"Feelings leak. Reality is our most important therapeutic tool."
Building on the success of I'm OK - You're OK, Amy and Tom Harris provide more guidelines toward self-knowledge. It's surprising that I have been unknowingly applying the concepts they wrote about in this book through trial-and-error, and because I have done so, I have also felt at lot more at peace with myself.
The idea of trackdown alluded to in Meininger's Success through Transactional Analysis is also elucidated upon here:
1) I hurt.
2) Which part?
3) What would best describe it?
4) What happened (in the past)?
5) What is my Parent saying?
6) What can I do differently now?
7) What can I do differently next time?
It's eerily similar to Husserl's phenomenological bracketing, which is before speaking of something, one should be familiar with it: "Don't assume facts not in evidence."

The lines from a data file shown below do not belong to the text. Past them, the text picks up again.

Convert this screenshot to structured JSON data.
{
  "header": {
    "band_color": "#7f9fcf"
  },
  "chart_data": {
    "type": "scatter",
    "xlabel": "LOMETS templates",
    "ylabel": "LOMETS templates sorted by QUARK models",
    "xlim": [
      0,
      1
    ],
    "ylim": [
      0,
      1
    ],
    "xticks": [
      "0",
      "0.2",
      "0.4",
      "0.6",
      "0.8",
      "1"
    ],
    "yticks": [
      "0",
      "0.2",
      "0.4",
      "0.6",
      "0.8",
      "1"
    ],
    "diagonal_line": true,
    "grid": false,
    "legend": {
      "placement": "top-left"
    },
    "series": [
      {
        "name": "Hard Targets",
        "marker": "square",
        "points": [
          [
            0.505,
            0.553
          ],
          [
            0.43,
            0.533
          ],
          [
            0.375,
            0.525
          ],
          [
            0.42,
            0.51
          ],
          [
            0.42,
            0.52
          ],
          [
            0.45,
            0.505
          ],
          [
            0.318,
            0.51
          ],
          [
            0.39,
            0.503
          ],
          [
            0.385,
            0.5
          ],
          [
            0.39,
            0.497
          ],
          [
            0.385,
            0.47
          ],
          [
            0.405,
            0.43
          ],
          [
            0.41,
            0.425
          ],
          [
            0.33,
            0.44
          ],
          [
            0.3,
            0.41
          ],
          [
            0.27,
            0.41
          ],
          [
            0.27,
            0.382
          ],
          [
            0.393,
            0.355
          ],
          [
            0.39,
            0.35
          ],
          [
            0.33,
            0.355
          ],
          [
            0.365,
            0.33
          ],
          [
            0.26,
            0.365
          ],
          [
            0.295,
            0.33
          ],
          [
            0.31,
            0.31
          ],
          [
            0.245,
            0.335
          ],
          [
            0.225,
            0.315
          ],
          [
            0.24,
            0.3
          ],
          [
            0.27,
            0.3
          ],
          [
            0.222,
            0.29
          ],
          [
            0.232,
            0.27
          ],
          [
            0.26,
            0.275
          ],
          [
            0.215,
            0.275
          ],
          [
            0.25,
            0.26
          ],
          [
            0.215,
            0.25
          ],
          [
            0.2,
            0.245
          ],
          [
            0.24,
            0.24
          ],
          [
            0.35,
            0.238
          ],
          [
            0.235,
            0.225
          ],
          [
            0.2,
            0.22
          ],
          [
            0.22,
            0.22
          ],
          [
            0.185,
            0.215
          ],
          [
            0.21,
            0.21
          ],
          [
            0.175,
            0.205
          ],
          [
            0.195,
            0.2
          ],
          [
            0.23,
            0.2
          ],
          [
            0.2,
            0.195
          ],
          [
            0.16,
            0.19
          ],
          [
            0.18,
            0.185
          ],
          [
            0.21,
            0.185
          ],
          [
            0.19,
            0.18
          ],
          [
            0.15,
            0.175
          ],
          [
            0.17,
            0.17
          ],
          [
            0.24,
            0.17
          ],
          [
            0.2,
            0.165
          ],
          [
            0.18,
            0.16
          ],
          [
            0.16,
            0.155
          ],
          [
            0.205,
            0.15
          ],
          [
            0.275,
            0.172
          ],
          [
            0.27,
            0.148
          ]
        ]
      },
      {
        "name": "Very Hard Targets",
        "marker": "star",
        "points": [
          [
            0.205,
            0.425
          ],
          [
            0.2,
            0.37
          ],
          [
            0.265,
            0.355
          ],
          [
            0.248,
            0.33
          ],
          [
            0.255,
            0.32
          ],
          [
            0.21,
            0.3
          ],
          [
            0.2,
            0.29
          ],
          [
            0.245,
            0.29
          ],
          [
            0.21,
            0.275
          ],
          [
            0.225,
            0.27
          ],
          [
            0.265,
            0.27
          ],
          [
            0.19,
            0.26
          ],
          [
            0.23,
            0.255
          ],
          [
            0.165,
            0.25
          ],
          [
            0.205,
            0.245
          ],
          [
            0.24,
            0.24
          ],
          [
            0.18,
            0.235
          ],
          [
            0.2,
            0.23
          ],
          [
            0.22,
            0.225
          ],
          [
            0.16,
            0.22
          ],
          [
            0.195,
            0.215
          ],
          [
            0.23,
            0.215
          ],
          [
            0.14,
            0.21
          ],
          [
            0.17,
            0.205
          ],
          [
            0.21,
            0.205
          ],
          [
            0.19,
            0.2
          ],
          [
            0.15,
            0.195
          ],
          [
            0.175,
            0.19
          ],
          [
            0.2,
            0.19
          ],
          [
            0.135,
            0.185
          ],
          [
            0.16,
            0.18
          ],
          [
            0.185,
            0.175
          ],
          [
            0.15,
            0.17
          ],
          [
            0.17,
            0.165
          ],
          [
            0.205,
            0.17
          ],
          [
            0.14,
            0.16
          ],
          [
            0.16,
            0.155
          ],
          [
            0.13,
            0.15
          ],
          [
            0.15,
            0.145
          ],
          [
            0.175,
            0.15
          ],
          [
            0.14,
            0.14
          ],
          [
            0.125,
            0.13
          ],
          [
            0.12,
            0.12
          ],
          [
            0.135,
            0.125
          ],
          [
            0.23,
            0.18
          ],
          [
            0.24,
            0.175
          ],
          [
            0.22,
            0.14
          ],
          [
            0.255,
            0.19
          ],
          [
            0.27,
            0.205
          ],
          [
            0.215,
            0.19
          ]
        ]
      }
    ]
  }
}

The Parent Stoppers that the authors propose are also great in defusing internal tension and anger, even if temporarily. They allow the reality-based Adult to supersede the traditional and occasionally irrational parent. Parent stoppers include: breaking body set; being in the here and now; exaggeration of the problem; and, physical exertion. These just give enough time for the Adult to hold back the irrational drives of our parent, and for us to avoid doing something we'll forever regret. I have applied a few of these in my daily life, and they're extremely effective in putting things into perspective.
Staying OK is a great work and explication upon the central ideas of Transactional Analysis. Those who are open to see the flaws of their inherent assumptions, and address their mistakes should be helped by this incisive book.